Ford documented the conflict between the Syndicate and actress Mrs. Fiske (Minnie Maddern Fiske), who refused to submit to Syndicate control and found herself locked out of every major theater in the country as a result. Ford also noted the challenge to the Syndicate mounted by the Shubert brothers — Lee, Jacob, and Sam Shubert — who built their own theater empire in competition with Klaw and Erlanger. Ford noted with apparent irony that the Shuberts were themselves Jewish, meaning that the conflict he was describing was an internal Jewish industry dispute rather than a Jewish-Gentile conflict. Ford's point was not that Jewish theater owners were malicious but that the cultural content available to American audiences was being determined by a small group of Jewish impresarios whose aesthetic and social sensibilities shaped what millions of Americans saw on stage.

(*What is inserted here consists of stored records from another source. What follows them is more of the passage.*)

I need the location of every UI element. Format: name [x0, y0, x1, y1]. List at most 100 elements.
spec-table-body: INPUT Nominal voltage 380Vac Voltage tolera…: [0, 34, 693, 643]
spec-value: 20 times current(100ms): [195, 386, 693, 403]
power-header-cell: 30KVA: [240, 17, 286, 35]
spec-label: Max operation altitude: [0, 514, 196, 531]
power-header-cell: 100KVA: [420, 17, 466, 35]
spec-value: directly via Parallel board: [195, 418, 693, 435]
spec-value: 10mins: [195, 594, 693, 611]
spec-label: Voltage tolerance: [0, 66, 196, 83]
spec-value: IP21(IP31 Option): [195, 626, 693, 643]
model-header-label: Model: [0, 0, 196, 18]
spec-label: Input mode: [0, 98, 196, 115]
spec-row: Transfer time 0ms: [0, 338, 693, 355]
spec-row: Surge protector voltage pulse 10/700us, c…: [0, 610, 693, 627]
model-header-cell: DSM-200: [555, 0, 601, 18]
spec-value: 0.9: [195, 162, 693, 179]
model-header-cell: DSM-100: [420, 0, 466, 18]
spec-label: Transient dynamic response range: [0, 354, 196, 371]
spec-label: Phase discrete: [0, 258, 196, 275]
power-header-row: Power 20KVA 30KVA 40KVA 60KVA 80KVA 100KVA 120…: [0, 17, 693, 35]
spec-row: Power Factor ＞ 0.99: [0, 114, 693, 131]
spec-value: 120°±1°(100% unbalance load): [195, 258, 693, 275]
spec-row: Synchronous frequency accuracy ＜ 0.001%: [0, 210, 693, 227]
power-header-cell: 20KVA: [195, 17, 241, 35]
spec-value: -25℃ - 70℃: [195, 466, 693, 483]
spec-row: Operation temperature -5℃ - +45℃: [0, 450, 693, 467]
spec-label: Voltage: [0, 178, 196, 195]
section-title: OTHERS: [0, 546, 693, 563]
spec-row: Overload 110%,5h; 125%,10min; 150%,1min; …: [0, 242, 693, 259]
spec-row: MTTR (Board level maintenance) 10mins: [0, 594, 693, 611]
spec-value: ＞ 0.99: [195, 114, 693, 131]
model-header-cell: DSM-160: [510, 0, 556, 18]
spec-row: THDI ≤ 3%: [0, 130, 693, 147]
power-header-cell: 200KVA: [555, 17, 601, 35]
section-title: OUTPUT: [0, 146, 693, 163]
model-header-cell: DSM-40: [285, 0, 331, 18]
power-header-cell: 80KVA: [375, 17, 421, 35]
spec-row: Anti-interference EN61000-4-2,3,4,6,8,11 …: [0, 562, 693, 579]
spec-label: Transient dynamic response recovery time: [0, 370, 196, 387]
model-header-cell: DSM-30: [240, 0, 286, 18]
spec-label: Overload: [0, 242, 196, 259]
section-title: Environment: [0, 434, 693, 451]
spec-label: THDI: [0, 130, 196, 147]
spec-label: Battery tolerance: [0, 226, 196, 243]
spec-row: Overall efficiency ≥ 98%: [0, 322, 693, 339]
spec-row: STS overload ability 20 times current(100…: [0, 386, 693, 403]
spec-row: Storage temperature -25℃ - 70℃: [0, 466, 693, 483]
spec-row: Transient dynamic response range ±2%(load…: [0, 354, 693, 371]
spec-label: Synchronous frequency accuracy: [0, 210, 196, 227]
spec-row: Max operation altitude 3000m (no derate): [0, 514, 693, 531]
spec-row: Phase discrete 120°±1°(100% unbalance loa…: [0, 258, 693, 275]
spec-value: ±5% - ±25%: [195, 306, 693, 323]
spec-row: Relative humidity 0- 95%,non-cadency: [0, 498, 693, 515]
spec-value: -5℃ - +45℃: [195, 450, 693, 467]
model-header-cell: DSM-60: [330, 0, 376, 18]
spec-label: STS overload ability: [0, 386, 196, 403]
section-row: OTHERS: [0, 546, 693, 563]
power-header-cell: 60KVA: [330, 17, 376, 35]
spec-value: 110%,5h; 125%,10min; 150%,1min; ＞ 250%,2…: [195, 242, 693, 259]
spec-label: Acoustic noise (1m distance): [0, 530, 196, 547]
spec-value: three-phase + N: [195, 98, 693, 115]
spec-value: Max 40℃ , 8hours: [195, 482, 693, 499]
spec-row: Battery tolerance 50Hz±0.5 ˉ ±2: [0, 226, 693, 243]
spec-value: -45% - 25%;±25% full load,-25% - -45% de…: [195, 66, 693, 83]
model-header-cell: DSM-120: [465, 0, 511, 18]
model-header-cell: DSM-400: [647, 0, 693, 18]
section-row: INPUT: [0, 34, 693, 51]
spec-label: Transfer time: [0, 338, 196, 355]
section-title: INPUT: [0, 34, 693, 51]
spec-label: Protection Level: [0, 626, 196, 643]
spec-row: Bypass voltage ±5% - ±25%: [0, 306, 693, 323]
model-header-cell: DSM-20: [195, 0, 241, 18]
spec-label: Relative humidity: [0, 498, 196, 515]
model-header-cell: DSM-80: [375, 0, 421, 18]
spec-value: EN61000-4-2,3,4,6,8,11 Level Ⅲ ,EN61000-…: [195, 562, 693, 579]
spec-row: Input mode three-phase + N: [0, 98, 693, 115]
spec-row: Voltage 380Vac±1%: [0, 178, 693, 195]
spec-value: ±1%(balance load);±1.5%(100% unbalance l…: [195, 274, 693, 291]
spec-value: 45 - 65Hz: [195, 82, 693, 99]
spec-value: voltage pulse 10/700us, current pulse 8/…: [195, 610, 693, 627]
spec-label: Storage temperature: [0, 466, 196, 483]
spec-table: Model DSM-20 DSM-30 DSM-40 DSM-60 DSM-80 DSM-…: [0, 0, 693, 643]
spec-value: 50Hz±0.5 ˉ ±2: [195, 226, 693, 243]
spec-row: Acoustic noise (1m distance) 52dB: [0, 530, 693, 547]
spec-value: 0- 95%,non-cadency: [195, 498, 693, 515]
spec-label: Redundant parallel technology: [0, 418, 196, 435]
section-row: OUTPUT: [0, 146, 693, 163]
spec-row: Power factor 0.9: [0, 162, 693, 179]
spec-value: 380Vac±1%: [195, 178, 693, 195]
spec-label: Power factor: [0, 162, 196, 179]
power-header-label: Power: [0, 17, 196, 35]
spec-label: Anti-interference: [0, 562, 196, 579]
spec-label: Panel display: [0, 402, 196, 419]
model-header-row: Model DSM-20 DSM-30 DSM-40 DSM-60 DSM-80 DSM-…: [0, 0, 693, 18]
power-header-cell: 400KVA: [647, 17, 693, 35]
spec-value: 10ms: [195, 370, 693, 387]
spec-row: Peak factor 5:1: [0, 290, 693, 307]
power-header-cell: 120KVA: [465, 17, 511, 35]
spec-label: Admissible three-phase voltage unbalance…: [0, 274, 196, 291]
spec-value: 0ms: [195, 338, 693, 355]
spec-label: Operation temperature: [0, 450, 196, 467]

Ford's chapter on motion pictures was written at the moment when Hollywood was consolidating into the studio system that would define it for the next 30 years. Ford documented the Jewish ownership and leadership of the major studios: William Fox (born Wilhelm Fuchs in Hungary) at Fox Film Corporation; Adolph Zukor (born in Hungary) at Paramount Pictures; the Warner brothers (Harry, Albert, Sam, and Jack, all born in Poland or to Polish immigrant parents) at Warner Bros.; Louis B. Mayer (born in Russia or Ukraine, emigrated through Canada) at what would become MGM; and Carl Laemmle (born in Germany) at Universal Pictures.

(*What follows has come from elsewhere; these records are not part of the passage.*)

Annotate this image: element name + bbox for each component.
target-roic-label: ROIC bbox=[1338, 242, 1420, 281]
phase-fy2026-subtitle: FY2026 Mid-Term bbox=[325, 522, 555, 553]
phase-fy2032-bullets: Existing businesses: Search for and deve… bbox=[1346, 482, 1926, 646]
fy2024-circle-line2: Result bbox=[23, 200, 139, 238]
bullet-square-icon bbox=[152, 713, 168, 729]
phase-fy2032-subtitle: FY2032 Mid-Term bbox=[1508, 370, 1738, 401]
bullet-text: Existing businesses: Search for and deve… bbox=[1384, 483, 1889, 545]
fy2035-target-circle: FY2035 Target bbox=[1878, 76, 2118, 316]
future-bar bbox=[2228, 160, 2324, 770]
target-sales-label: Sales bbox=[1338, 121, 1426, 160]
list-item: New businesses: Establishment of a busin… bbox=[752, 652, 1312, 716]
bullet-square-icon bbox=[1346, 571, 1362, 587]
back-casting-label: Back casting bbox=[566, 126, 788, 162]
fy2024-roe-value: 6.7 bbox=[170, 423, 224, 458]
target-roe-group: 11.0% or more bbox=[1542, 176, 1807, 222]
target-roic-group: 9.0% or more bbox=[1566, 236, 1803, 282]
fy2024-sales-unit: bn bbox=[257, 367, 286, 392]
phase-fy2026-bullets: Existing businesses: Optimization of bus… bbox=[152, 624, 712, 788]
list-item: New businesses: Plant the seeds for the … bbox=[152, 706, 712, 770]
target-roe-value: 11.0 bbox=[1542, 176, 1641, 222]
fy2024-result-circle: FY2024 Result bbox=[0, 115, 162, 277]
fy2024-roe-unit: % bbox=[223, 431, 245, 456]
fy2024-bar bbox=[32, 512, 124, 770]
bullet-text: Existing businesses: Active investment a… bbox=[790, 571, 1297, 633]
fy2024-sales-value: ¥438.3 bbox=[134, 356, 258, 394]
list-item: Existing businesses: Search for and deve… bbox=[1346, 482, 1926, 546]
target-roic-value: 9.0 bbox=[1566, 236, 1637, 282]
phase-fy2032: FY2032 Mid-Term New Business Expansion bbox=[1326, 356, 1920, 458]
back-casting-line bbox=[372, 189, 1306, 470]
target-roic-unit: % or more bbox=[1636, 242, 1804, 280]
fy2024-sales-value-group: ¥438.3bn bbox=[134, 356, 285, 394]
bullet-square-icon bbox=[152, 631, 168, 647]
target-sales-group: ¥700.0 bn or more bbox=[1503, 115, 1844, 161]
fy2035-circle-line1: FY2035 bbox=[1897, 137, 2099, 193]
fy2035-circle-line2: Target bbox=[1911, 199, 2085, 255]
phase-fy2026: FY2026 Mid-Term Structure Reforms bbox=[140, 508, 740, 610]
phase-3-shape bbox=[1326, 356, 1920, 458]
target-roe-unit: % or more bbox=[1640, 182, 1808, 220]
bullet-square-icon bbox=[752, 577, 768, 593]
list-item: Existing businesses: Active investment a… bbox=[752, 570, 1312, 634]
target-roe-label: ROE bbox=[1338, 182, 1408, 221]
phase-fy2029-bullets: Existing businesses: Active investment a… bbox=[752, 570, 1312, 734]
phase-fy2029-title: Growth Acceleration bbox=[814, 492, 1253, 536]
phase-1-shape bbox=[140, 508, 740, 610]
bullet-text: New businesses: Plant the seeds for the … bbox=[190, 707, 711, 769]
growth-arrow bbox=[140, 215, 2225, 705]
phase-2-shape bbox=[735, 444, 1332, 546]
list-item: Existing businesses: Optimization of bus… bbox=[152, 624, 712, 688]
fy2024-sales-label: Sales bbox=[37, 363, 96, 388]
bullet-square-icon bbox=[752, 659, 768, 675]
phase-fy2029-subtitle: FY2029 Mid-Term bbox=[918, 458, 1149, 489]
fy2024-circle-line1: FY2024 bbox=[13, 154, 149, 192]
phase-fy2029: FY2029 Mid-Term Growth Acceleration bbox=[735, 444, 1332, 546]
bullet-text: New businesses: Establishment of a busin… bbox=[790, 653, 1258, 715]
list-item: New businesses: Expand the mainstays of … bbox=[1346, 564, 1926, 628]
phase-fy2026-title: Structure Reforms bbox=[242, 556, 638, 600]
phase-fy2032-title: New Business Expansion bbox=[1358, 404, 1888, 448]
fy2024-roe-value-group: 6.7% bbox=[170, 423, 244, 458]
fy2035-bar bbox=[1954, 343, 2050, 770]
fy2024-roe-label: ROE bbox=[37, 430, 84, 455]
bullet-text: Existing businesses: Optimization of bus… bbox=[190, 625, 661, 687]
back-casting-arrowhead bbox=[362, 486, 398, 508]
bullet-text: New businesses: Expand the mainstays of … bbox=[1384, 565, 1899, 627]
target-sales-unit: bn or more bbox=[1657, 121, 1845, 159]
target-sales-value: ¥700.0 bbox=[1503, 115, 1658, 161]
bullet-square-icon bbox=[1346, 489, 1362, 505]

Ford argued that this concentration of Jewish ownership in the motion picture industry was not coincidental but followed the same pattern he had identified throughout 'The International Jew': a new industry emerged, Jews recognized its potential for both profit and cultural influence, organized capital and communal networks were deployed to acquire control of the key chokepoints of the industry (in this case, the distribution and exhibition network as well as production), and by the time non-Jewish entrepreneurs recognized the industry's importance, the control structure was already set. Ford did not argue that the movies being made in 1920 were overtly propagandistic — he acknowledged that the studios were primarily producing popular entertainment — but he argued that the accumulation of cultural influence in the hands of a non-Christian minority would, over time, shift the cultural values expressed in American popular entertainment.

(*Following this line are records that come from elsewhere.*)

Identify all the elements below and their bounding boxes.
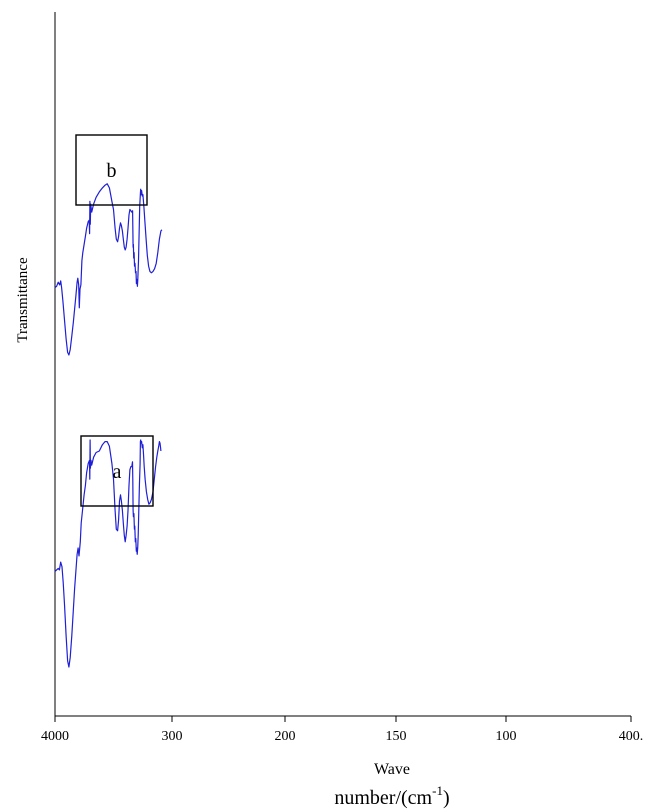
x-tick-label-0: 4000 bbox=[41, 729, 69, 744]
x-axis-label-line2: number/(cm-1) bbox=[334, 783, 449, 809]
series-layer bbox=[54, 183, 163, 668]
x-axis-label-sup: -1 bbox=[432, 783, 443, 798]
x-tick-label-2: 200 bbox=[275, 729, 296, 744]
series-line-a bbox=[54, 439, 162, 668]
label-box-b-text: b bbox=[107, 160, 117, 182]
label-box-b-frame bbox=[75, 134, 148, 206]
x-tick-label-4: 100 bbox=[496, 729, 517, 744]
x-ticks bbox=[54, 716, 632, 722]
label-box-a-text: a bbox=[113, 461, 122, 483]
label-box-a-frame bbox=[80, 435, 154, 507]
series-line-b bbox=[54, 183, 163, 356]
x-axis-label-end: ) bbox=[443, 787, 450, 809]
x-tick-labels: 4000 300 200 150 100 400. bbox=[41, 729, 643, 744]
label-box-a: a bbox=[80, 435, 154, 507]
x-tick-label-3: 150 bbox=[386, 729, 407, 744]
y-axis-label: Transmittance bbox=[15, 257, 31, 343]
x-axis-label-line1: Wave bbox=[374, 761, 410, 778]
label-box-b: b bbox=[75, 134, 148, 206]
x-tick-label-1: 300 bbox=[162, 729, 183, 744]
x-axis-label-base: number/(cm bbox=[334, 787, 432, 809]
x-tick-label-5: 400. bbox=[619, 729, 644, 744]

Ford addressed the music industry in his eleventh chapter, focusing on what was then called Tin Pan Alley — the concentration of music publishers and songwriters on West 28th Street in New York City that dominated American popular music from the 1890s through the 1930s. Ford cited Irving Berlin (born Israel Beilin in Tyumen, Russia) as the exemplary figure: a Jewish immigrant who had become the most commercially successful popular songwriter in America, with songs including 'Alexander's Ragtime Band,' 'God Bless America,' and hundreds of others. Ford argued that Berlin and composers like him — many of Jewish or Central European background — were shaping American popular musical taste in directions that reflected their own cultural backgrounds rather than the Anglo-Protestant tradition that Ford considered the authentic American musical heritage.